In operation, the roller 56 is synchronized with the movement of the drive roller 52 so that in the case of continuous motion the roller 56 rotates at a predetermined relative speed with respect to the drive roller 52. In the event of an intermittent motion the roller 56 is intermittently driven in an increment sufficient to present a fresh surface of the flexible retarder 54 within the compression cavity C. As shown, the compression cavity extends from the free edge 57 of the primary surface 53 across the respective surfaces of the flexible retarder 54 and drive roller 52 in a decreasing manner.

It is noted that the compression cavity C in all of above described embodiments, assumes a configuration such that at the entry, the cavity is of its largest height and thereafter decreases to the end. Additionally, the passage leading to the compression cavity C is of less height than the entrance of the cavity. Consequently, the web which is being processed initially enters the cavity C at a predetermined thickness, thereafter is abruptly increased in size due to the added height of the cavity C at the entrance, and is subsequently decreased in height under the influence of the convergence of the cavity C. At the same time, the material is slowed in travel in passing through the cavity due to the increase in friction and corresponding drag forces on the web from the flexible retarder.

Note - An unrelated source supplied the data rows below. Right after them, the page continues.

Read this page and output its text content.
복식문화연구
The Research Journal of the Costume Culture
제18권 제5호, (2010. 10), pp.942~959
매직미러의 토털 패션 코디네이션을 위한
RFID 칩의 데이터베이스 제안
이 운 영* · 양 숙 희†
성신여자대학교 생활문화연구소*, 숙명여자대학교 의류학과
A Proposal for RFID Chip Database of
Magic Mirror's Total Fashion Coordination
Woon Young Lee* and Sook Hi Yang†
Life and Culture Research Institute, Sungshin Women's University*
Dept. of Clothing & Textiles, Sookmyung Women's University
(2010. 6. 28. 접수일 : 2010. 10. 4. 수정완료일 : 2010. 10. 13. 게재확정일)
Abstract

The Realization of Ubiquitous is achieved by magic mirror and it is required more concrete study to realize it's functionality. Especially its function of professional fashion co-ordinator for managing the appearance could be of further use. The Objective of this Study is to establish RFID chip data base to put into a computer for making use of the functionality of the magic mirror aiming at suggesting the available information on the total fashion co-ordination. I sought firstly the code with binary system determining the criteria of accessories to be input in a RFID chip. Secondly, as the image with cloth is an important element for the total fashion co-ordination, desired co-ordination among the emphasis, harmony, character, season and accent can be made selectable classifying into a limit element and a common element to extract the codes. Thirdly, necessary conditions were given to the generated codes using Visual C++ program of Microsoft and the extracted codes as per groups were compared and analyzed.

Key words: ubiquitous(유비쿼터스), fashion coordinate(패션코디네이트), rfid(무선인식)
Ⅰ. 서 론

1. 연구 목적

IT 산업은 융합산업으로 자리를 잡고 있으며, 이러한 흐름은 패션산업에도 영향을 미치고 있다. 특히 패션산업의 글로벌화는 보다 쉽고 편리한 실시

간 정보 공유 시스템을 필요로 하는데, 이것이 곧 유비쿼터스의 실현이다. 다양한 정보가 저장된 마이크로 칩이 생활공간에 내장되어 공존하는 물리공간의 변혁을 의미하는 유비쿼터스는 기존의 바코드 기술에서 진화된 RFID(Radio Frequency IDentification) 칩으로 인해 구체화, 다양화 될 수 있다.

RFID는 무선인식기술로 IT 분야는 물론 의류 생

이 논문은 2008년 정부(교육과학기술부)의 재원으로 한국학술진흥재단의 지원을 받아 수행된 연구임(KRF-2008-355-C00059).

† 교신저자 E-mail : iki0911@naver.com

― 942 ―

It is further noted that in those embodiments above where the flexible retarder moves across the edges of the primary surface that the corners of the respective primary surfaces can be slightly rounded so as to avoid scoring of the flexible retarder surface during relative movement. It is also noted that in order to avoid any scoring of the flexible retarder by the corners of the primary surfaces that the flexible retarders can be moved in incremental fashion after the pressure between the flexible retarders and primary surfaces is relieved.

The invention thus provides a means of processing a large quantity of material before replacement of the flexible retarder is necessary. Because of this, the down-time of the machinery is considerably reduced so that a much more efficient operation can be carried out than otherwise possible.

The invention also provides a system wherein the flexible retarder can be manipulated to present fresh unworn surfaces to the compression cavity of the machine without reliance upon extra ordinary skill on the part of the machine operators. Furthermore, the system can be fully automated so that continuous operation can be carried out.